A 27-year-old woman with a history of vitiligo presented to the emergency department (ED) with bilateral lower extremity weakness, clumsiness, numbness, and tingling. Physical examination revealed ataxia, no sensation below her umbilicus, decreased strength, and hyperreflexia in both lower extremities. Complete blood count in the ED revealed low hemoglobin and hematocrit and elevated mean corpuscular volume, concerning for pernicious anemia.

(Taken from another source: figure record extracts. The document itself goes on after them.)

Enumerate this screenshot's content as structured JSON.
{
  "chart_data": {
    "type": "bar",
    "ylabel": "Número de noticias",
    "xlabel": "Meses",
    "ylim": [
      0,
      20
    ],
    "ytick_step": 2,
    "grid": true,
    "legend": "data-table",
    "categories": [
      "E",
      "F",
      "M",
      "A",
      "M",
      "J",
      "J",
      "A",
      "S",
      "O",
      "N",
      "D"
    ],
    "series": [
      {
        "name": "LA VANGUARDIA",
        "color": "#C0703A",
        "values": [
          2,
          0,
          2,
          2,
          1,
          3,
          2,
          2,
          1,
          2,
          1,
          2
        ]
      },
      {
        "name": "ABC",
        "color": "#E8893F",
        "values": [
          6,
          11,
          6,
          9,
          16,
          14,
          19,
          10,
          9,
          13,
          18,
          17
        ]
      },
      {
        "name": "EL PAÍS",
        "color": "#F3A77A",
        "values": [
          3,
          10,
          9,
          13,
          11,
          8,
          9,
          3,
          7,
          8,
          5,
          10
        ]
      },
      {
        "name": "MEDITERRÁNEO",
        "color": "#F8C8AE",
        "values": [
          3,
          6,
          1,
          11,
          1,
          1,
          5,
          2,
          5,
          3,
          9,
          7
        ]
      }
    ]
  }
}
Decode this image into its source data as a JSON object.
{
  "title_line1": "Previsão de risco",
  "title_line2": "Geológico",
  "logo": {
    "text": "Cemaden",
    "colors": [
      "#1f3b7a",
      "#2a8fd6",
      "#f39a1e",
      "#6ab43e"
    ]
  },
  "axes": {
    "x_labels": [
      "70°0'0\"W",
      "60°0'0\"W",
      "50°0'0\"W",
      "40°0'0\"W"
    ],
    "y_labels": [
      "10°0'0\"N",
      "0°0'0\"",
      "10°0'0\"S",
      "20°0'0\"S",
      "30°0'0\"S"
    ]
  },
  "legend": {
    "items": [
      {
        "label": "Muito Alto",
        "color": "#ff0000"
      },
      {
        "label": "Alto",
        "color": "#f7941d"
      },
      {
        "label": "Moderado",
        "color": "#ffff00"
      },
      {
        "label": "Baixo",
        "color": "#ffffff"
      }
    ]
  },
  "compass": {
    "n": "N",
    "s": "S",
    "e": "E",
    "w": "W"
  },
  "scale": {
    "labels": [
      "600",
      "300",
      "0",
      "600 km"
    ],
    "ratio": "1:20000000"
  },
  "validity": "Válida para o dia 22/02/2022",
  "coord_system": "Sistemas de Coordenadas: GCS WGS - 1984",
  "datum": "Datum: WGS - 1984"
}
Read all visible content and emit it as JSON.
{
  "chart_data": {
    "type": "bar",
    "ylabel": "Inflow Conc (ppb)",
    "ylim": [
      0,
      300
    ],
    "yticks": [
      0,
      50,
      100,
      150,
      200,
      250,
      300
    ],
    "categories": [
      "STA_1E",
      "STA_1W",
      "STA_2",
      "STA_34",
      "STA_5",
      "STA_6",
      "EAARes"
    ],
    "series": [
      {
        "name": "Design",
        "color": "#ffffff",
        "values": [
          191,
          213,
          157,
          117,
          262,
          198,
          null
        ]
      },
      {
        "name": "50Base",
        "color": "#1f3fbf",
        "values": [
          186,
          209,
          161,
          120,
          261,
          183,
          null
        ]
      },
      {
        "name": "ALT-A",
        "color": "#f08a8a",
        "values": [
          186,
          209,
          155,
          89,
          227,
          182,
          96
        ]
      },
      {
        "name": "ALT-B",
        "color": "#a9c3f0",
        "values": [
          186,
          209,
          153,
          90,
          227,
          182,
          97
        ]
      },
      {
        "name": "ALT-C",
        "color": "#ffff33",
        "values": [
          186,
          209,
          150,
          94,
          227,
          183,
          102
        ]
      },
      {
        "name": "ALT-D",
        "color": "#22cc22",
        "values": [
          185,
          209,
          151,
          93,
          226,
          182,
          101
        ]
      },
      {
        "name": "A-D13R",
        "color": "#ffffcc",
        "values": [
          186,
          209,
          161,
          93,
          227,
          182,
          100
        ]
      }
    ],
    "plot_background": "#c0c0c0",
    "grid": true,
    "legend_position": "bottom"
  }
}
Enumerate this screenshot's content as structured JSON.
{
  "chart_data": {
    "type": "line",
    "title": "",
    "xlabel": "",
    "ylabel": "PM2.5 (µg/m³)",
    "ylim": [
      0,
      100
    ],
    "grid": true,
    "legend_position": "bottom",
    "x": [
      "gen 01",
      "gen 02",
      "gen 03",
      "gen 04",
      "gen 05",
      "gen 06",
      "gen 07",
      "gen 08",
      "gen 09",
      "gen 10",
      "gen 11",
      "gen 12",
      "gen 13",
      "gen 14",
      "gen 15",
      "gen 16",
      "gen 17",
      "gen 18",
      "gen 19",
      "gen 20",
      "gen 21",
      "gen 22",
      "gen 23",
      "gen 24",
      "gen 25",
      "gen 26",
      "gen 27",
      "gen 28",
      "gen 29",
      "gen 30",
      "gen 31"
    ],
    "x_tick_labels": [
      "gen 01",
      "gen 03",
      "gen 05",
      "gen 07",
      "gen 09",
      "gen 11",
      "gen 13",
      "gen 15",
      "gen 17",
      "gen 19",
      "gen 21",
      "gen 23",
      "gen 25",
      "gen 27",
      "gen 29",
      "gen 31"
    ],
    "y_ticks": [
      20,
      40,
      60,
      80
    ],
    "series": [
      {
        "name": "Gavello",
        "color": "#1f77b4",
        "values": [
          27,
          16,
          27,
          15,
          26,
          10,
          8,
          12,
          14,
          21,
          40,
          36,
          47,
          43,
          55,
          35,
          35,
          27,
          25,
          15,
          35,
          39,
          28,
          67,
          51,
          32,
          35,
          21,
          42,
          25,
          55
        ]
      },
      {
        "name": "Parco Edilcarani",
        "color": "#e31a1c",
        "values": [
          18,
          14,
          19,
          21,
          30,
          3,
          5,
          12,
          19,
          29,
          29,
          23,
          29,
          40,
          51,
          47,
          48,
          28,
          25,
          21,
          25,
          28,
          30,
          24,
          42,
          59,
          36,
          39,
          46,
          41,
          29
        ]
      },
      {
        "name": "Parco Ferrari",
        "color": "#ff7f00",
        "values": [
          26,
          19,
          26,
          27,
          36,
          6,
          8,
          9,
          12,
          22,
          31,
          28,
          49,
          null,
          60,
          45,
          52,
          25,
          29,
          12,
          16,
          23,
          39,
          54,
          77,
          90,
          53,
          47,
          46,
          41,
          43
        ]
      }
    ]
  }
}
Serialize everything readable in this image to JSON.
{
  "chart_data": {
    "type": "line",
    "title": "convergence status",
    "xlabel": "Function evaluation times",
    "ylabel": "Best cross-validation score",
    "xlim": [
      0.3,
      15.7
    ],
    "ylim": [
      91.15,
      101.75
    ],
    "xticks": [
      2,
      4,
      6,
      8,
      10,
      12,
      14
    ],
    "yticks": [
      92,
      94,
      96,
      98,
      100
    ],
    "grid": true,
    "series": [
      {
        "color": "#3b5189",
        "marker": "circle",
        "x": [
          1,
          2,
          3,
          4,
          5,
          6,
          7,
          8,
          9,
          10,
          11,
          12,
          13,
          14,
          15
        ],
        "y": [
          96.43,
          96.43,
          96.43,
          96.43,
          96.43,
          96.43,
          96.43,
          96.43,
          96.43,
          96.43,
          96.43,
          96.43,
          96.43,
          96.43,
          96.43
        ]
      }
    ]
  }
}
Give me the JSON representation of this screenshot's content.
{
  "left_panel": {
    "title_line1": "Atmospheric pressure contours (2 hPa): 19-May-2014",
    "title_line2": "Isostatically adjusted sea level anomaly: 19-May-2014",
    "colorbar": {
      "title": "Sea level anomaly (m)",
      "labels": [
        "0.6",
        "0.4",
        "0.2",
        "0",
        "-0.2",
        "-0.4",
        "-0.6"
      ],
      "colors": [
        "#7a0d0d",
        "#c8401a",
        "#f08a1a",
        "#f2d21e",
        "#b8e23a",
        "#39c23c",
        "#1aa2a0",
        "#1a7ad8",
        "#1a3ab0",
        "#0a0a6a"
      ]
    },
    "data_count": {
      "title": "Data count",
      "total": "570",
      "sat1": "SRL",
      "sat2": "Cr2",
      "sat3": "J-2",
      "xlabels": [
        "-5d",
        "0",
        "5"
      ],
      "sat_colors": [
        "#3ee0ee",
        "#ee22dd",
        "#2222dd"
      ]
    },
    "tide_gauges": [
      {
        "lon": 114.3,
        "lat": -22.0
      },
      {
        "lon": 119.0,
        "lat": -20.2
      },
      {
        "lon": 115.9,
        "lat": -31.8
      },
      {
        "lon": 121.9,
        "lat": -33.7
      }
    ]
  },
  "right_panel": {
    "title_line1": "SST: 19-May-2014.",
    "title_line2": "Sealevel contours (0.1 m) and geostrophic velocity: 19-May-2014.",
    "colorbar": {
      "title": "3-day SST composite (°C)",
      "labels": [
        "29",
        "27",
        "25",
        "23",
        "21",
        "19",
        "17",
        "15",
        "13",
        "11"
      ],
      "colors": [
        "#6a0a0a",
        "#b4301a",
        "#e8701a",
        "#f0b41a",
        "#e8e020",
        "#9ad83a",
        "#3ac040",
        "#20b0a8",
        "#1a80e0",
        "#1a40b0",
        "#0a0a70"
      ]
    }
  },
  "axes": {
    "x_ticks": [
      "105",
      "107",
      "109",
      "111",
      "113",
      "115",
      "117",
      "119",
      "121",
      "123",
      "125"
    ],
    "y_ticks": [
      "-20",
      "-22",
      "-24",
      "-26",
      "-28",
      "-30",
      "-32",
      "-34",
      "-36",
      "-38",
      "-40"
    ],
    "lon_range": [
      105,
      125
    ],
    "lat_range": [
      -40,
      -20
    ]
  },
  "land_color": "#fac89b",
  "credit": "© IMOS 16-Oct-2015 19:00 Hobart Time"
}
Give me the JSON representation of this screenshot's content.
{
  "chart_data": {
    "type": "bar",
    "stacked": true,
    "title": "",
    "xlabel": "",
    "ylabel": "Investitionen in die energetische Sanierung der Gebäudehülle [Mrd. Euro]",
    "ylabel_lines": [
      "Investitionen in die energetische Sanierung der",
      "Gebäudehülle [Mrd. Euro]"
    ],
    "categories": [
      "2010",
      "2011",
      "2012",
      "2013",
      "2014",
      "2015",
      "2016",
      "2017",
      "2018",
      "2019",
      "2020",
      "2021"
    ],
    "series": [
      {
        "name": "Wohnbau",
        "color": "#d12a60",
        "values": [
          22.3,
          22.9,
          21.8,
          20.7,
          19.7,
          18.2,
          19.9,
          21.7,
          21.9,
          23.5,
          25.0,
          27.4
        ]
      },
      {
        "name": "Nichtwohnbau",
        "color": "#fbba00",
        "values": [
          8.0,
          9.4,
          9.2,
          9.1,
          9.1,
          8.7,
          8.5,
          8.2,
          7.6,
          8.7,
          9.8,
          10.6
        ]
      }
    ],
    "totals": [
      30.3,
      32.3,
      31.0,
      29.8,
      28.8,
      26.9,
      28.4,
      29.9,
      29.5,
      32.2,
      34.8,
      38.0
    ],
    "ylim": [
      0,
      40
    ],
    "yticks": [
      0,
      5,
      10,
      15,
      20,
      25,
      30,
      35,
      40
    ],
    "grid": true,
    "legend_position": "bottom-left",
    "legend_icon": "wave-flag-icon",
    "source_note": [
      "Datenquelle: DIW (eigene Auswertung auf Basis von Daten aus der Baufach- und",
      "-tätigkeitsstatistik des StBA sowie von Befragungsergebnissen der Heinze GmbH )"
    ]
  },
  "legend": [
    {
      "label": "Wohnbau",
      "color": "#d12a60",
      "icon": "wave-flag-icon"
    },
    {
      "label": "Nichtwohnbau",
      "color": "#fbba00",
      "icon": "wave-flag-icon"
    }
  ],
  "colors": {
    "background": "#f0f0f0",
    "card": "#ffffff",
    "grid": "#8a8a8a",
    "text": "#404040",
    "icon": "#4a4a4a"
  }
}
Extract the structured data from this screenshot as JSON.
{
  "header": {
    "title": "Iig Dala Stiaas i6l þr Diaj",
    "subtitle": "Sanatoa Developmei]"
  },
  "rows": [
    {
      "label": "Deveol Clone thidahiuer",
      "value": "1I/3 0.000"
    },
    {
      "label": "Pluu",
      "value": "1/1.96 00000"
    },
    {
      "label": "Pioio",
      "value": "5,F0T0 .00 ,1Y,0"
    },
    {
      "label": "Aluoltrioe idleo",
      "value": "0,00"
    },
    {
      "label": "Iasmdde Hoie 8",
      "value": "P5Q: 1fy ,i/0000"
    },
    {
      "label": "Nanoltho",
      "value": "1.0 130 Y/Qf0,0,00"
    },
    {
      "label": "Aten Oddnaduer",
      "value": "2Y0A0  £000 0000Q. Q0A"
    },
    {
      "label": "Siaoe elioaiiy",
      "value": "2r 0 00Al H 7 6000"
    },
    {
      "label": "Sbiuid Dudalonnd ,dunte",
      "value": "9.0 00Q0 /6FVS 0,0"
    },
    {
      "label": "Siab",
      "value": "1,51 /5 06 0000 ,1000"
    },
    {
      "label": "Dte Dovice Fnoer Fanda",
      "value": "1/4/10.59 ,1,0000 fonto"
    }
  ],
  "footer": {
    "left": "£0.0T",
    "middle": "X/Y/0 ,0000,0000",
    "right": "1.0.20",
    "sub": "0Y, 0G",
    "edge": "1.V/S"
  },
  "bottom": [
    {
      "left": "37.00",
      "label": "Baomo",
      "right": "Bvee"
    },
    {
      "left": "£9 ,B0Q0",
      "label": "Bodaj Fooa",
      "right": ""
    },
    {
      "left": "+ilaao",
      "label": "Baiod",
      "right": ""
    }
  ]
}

Further laboratory testing upon inpatient admission revealed a low vitamin B12 level and parietal cell antibodies in the blood. The patient's pernicious anemia was treated with intramuscular vitamin B12 injections, which led to near complete resolution of her symptoms. WHY SHOULD AN EMERGENCY PHYSICIAN BE AWARE OF THIS?: Early suspicion and detection of pernicious anemia in the ED can prevent serious and permanent hematologic and neurologic damage and the development of other autoimmune disorders.

摘要

背景

维生素 B12,也称为钴胺素,是一种对代谢功能至关重要的营养物质。摄入的 B12 的吸收依赖于内在因子,而内在因子是由胃壁细胞分泌的。恶性贫血是由内在因子缺乏或针对内在因子的自身抗体引起的。壁细胞抗体的存在会破坏壁细胞,这也可能导致内在因子缺乏。两者都会导致因维生素 B12 缺乏引起的巨幼细胞性贫血。恶性贫血的典型表现包括疲劳、面色苍白、刺痛感、抑郁、视力和嗅觉改变、尿失禁、精神病发作和虚弱。治疗恶性贫血最有效的方法是肌肉内注射 B12。

病例报告

一名 27 岁患有白癜风的女性因双侧下肢无力、笨拙、麻木和刺痛到急诊科就诊。体格检查显示共济失调,脐以下无感觉,下肢力量减弱,双侧下肢反射亢进。急诊科的全血细胞计数显示血红蛋白和血细胞比容低,平均红细胞体积升高,提示恶性贫血。入院后的进一步实验室检查显示维生素 B12 水平低,血液中存在壁细胞抗体。该患者的恶性贫血采用肌肉内注射维生素 B12 治疗,其症状几乎完全缓解。

为什么急诊医生应该了解这一点?:在急诊科早期怀疑和发现恶性贫血可以预防严重和永久性的血液和神经系统损害以及其他自身免疫性疾病的发展。